By: Gabriella Zak
A Blog based on the paper, “Building Blocks for Better Compliance: Can Blockchain Decrease the Burden of Financial Regulations?,” available here.
• Financial institutions must report hundreds of data fields for every transaction they partake in.
• Reporting requirements necessitate complex data consolidation from multiple internal sources and external counterparties.
• Blockchain architectures simplify the consolidation process and may disintermediate data reporting service providers.
$1.28 per a line of incorrect or non-reported data
That’s how much financial institutions are fined by the Financial Conduct Authority (FCA) for non-compliance with transaction reporting requirements. Now, consider the millions of transactions taking place every day for thousands of different instruments on hundreds of trading venues.
Within the E.U., each transaction needs to report 65 data fields under MiFID II alone. Take into account EMIR and REMIT, and the number of reporting fields per a transaction reaches into the hundreds.
With all this data, it’s easy to see how numerous small errors can proliferate into enormous fines.
For example, in 2017 Merrill Lynch was fined £34.5 million by the FCA for incorrectly reporting 68.5 million derivative transactions. But this isn’t the first time the bank has penalized. In 2015, Merrill Lynch was fined £13.3 million by the FCA for incorrectly reporting 35 million transactions.
Compliance costs and penalties can only be expected to continue to increase unless a new approach to regulation is adopted. Blockchain may be this transformative approach.
Why Are There So Many Errors?
Accurately collecting and reporting all the necessary transaction data is by no means an easy task. Not only do firms need to consolidate their own internal data, they also need to supplement it with data from the transaction’s counterparty. To understand the scope of just one regulation, Figure 1 shows MiFID II’s 65 transaction reporting fields and their respective data source.

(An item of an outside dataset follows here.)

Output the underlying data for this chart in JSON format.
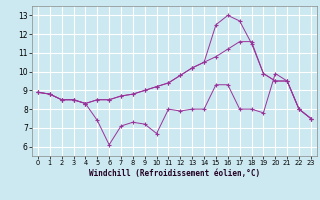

Figure 1: MiFID II’s 65 transaction reporting fields.
Source: Ignite G2M
Beyond the sheer volume of reporting fields scattered amongst multiple parties, firms struggle to consolidate their own data. As financial institutions grow both organically and through acquisition, multiple autonomous technological systems host business processes. And these various systems may record the relevant reporting data in disparate way. The systems’ inability to interoperate leads data to become siloed within each autonomous framework. Attempts to bridge the gaps usually involve costly manual reconciliation processes and additional layers of software systems.
What’s the Current Approach to Compliance?

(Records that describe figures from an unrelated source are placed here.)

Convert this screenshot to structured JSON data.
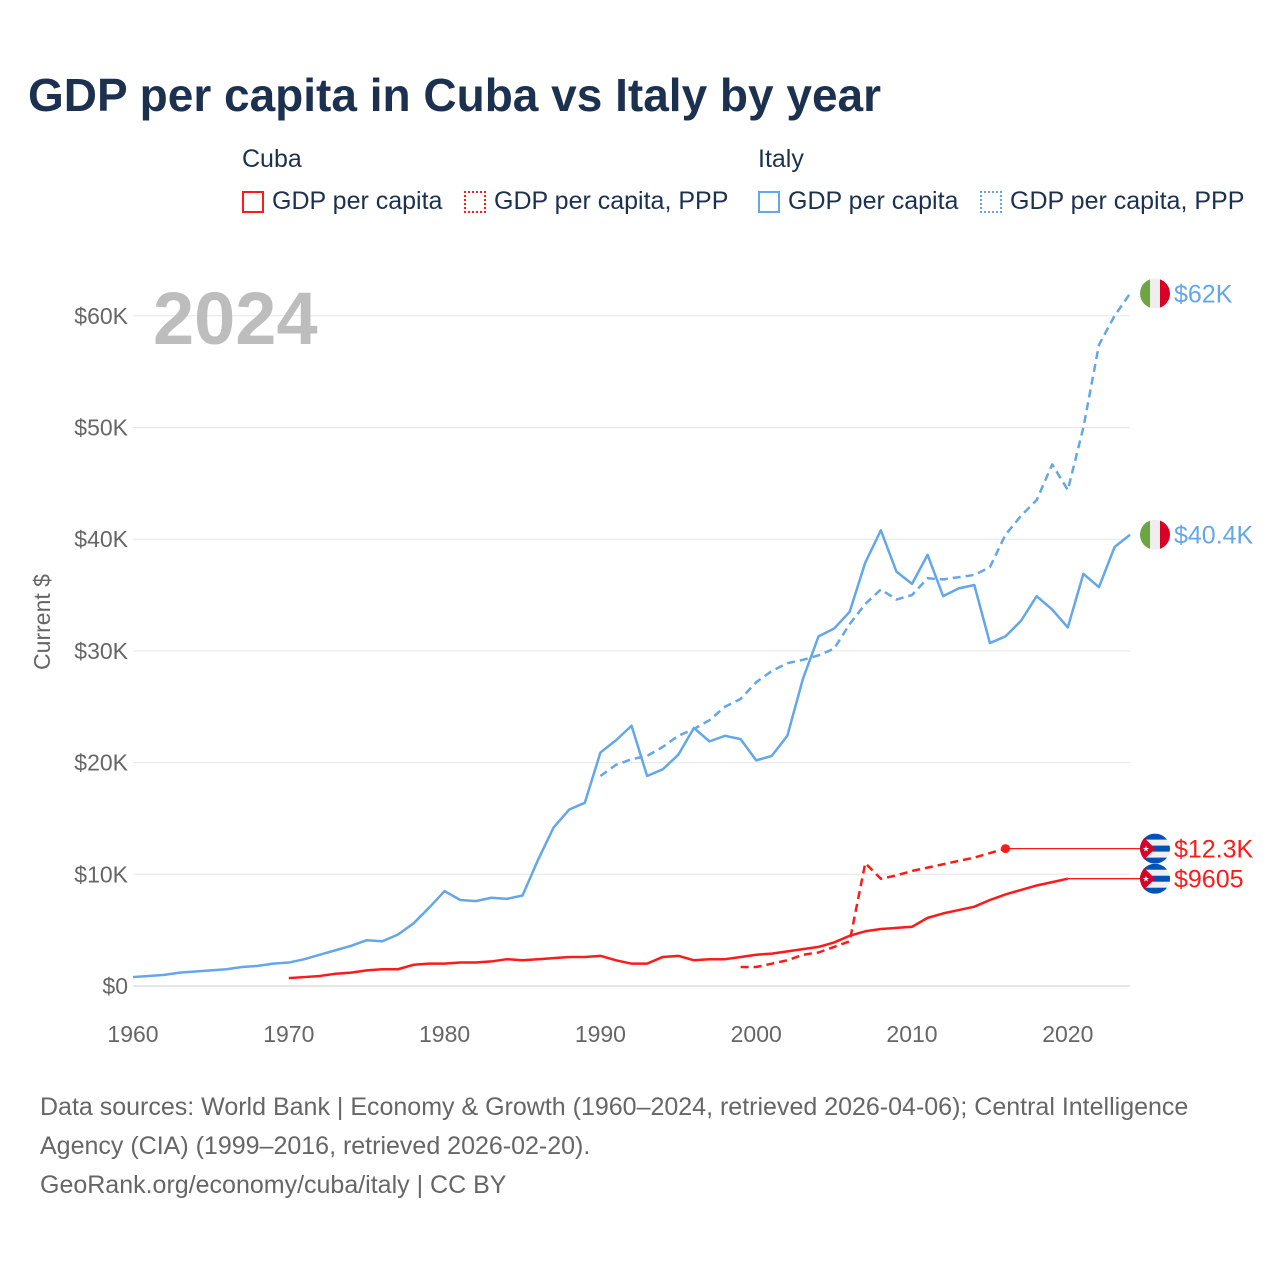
{
  "chart_data": {
    "type": "line",
    "title": "GDP per capita in Cuba vs Italy by year",
    "year_badge": "2024",
    "ylabel": "Current $",
    "xlabel": "",
    "xlim": [
      1960,
      2024
    ],
    "ylim": [
      0,
      62000
    ],
    "x_ticks": [
      "1960",
      "1970",
      "1980",
      "1990",
      "2000",
      "2010",
      "2020"
    ],
    "x_tick_values": [
      1960,
      1970,
      1980,
      1990,
      2000,
      2010,
      2020
    ],
    "y_ticks": [
      "$0",
      "$10K",
      "$20K",
      "$30K",
      "$40K",
      "$50K",
      "$60K"
    ],
    "y_tick_values": [
      0,
      10000,
      20000,
      30000,
      40000,
      50000,
      60000
    ],
    "grid": true,
    "legend": {
      "groups": [
        {
          "label": "Cuba",
          "items": [
            "GDP per capita",
            "GDP per capita, PPP"
          ]
        },
        {
          "label": "Italy",
          "items": [
            "GDP per capita",
            "GDP per capita, PPP"
          ]
        }
      ],
      "placement": "top"
    },
    "colors": {
      "cuba": "#ff1a1a",
      "italy": "#63a7ea"
    },
    "series": [
      {
        "name": "Cuba GDP per capita",
        "country": "cuba",
        "dashed": false,
        "start": 1970,
        "end_label": "$9605",
        "values": [
          700,
          800,
          900,
          1100,
          1200,
          1400,
          1500,
          1500,
          1900,
          2000,
          2000,
          2100,
          2100,
          2200,
          2400,
          2300,
          2400,
          2500,
          2600,
          2600,
          2700,
          2300,
          2000,
          2000,
          2600,
          2700,
          2300,
          2400,
          2400,
          2600,
          2800,
          2900,
          3100,
          3300,
          3500,
          3900,
          4500,
          4900,
          5100,
          5200,
          5300,
          6100,
          6500,
          6800,
          7100,
          7700,
          8200,
          8600,
          9000,
          9300,
          9605
        ]
      },
      {
        "name": "Cuba GDP per capita, PPP",
        "country": "cuba",
        "dashed": true,
        "start": 1999,
        "end_label": "$12.3K",
        "end_dot": true,
        "values": [
          1700,
          1700,
          2000,
          2300,
          2800,
          3000,
          3500,
          4000,
          11000,
          9600,
          9900,
          10300,
          10600,
          10900,
          11200,
          11500,
          11900,
          12300
        ]
      },
      {
        "name": "Italy GDP per capita",
        "country": "italy",
        "dashed": false,
        "start": 1960,
        "end_label": "$40.4K",
        "values": [
          800,
          900,
          1000,
          1200,
          1300,
          1400,
          1500,
          1700,
          1800,
          2000,
          2100,
          2400,
          2800,
          3200,
          3600,
          4100,
          4000,
          4600,
          5600,
          7000,
          8500,
          7700,
          7600,
          7900,
          7800,
          8100,
          11300,
          14200,
          15800,
          16400,
          20900,
          22000,
          23300,
          18800,
          19400,
          20700,
          23100,
          21900,
          22400,
          22100,
          20200,
          20600,
          22400,
          27500,
          31300,
          32000,
          33500,
          37900,
          40800,
          37100,
          36000,
          38600,
          34900,
          35600,
          35900,
          30700,
          31300,
          32700,
          34900,
          33700,
          32100,
          36900,
          35700,
          39300,
          40400
        ]
      },
      {
        "name": "Italy GDP per capita, PPP",
        "country": "italy",
        "dashed": true,
        "start": 1990,
        "end_label": "$62K",
        "values": [
          18800,
          19800,
          20300,
          20600,
          21400,
          22400,
          23000,
          23800,
          25000,
          25700,
          27200,
          28200,
          28900,
          29200,
          29600,
          30200,
          32400,
          34200,
          35500,
          34600,
          35000,
          36500,
          36400,
          36600,
          36800,
          37500,
          40400,
          42100,
          43500,
          46700,
          44400,
          50000,
          57400,
          60000,
          62000
        ]
      }
    ]
  },
  "footer": {
    "sources": "Data sources: World Bank | Economy & Growth (1960–2024, retrieved 2026-04-06); Central Intelligence Agency (CIA) (1999–2016, retrieved 2026-02-20).",
    "credit": "GeoRank.org/economy/cuba/italy | CC BY"
  }
}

Specifically for MiFID II, financial institutions have employed Approved Reporting Mechanisms (ARMs). ARMs are third-party entities who are authorized to provide transaction reporting details on behalf of an investment firm. They’re the MiFID II equivalent of trade repositories under EMIR.
But while ARMs may appear to reduce a firm’s burden of transaction reporting, a significant portion of the work is still placed onto the firm itself. A financial firm still needs to provide the ARM with a single output of all the aggregated data in which they have ownership of. The same issues of internal firm data consolidation resurface.
Furthermore, ARMs are ultimately a quick-fix to the latest regulation of MiFID II. When newer regulation comes into force, additional internal and external systems will be needed. Another data reporting service, analogous to an ARM, will most likely be implemented.
Is Blockchain Really a Solution?
Enterprise blockchains can address many of the challenges currently incurred due to transaction reporting requirements. It provides a systemic approach both to internal and external data consolidation. And if implemented with the right platforms and infrastructures, blockchain may even disintermediate third-party data reporting services providers like ARMs.
Blockchains enable data to be accurately and immutably disseminated to multiple parties and stored within their own records. As a transaction passes from one participating party to another for digital signature, each entity can add their relevant reporting information. In the case of R3’s Corda, this information is then sent to each entity that has been permissioned to view it. If all transaction parties have access to all the relevant reporting information, there is no need for an ARM.
Consolidation of internal reporting data may also be solved by adopting blockchain technology. Data no longer needs to flow through multiple layers of in-house systems and manual processes in attempt to create a complete view. A firm’s transactions and corresponding information could be consolidated into the institution’s blockchain ledger. Again, all of this is done in an accurate and immutable way, eliminating the need for manual reconciliation processes.
Regulatory compliance applications are already being built. Project Maison, was part of the FCA’s BARAC initiative to explore the automation of regulation and compliance on blockchain technologies. The successful pilot delivered a near real-time method for mortgage transaction reporting, lowering the costs of regulatory compliance while greatly reducing data inconsistencies and manual intervention.